Vanore spent a year working on the arrangements for his new album, Stolen Moments: Celebrating Oliver Nelson. “I had to walk a fine line,” he says. “I had no interest in a ghost band. I had to create my own perspective on Oliver’s spirit. I had to reimagine his music.” The ensemble is new. Vanore kept some Philadelphia colleagues from Abstract Truth, but used mostly A-list New York players and added a second French horn. The opening track, “Self Help Is Needed,” is a classic Nelson anthem, with a joyous, spilling sax solo from Steve Wilson. All those brass instruments give it bite. Nelson and Vanore give it elegance. “I kept the lead-trumpet part and the main melodies and the form,” Vanore says. “Then, inside, I’m retelling the story with my voicings.”

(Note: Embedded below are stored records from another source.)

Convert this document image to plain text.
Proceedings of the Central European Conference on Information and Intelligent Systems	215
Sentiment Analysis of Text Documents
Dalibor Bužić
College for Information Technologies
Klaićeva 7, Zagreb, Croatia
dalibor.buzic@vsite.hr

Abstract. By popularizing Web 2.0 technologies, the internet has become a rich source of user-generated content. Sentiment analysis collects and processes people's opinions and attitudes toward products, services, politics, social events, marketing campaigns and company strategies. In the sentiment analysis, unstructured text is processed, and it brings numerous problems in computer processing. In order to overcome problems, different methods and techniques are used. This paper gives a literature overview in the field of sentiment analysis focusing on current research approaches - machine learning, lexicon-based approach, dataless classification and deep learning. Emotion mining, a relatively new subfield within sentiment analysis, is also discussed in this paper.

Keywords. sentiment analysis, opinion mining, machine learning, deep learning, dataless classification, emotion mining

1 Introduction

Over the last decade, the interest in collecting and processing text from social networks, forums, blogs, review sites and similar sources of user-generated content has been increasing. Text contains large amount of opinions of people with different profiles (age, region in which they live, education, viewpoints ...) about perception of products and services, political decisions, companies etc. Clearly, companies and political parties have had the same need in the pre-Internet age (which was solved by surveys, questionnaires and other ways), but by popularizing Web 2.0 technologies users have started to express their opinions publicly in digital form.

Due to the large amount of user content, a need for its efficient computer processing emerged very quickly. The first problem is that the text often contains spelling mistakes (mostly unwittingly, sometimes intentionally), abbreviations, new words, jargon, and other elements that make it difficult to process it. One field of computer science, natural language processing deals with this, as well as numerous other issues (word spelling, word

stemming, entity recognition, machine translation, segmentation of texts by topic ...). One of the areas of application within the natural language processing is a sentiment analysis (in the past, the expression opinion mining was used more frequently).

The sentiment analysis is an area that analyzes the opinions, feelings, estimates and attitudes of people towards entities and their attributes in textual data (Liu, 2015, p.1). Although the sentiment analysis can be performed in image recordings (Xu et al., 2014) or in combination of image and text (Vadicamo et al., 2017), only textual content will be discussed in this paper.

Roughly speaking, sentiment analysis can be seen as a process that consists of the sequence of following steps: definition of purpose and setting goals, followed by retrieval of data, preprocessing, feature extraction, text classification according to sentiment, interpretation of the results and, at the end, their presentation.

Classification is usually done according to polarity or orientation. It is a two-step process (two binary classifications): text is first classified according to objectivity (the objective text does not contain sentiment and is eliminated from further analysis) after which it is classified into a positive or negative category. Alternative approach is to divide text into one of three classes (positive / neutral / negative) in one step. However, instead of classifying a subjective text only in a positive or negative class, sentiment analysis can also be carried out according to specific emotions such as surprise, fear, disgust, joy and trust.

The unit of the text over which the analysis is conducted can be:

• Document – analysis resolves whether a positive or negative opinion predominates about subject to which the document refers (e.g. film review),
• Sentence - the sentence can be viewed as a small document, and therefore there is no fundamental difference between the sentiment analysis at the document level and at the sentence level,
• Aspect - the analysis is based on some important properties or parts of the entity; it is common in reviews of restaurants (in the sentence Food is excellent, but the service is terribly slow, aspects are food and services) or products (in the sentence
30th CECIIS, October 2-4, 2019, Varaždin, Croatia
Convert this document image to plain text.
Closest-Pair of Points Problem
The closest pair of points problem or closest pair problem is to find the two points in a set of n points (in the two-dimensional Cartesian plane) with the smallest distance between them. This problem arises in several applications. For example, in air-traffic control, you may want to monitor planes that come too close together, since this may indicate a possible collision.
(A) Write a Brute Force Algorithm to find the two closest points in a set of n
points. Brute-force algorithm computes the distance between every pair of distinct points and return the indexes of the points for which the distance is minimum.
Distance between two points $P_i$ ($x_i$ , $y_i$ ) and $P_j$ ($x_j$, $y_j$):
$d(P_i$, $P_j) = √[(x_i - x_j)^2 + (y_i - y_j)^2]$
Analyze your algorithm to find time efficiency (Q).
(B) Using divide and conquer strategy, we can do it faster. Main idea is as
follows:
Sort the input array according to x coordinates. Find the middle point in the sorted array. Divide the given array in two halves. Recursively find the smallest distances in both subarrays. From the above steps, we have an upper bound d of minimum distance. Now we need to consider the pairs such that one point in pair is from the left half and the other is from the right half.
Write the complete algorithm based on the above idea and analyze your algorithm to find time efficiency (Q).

Nelson’s best-remembered composition is “Stolen Moments.” The original version on The Blues and the Abstract Truth, with its tantalizing hesitations and revelatory releases, is as flawless a work of art as the jazz canon contains. The solos by Freddie Hubbard, Eric Dolphy, Nelson (on tenor saxophone) and Bill Evans are etched into history. Vanore’s version opens with a haunting prelude of his own: “I wanted to write something that wasn’t his, that leads into the song we all know.” The first statement of the melody is by four horns voiced exactly as in Nelson’s original. When the full ensemble takes over, in subtle dissonance and complex colors, the chart becomes Vanore’s. The album’s featured soloist is Wilson, one of the most reliably creative reed improvisers in jazz. Trumpeter Dave Ballou and trombonist Ryan Keberle excel on “St. Louis Blues” and “Greensleeves.” Of course, there is “Reuben’s Rondo.” Wilson smokes it. “El Gato,” from a 1975 Gato Barbieri album of that name, is mostly given to Bob Mallach on tenor saxophone, Wilson on alto and Greg Kettinger on guitar. For almost eight minutes, those three burn. Then, in the final four minutes, the explosive ensemble, two French horns screaming, engulfs them. “To sit in the middle of all that was really amazing,” Mallach says.
Says Vanore: “I had to make this record because Oliver Nelson must not be forgotten.”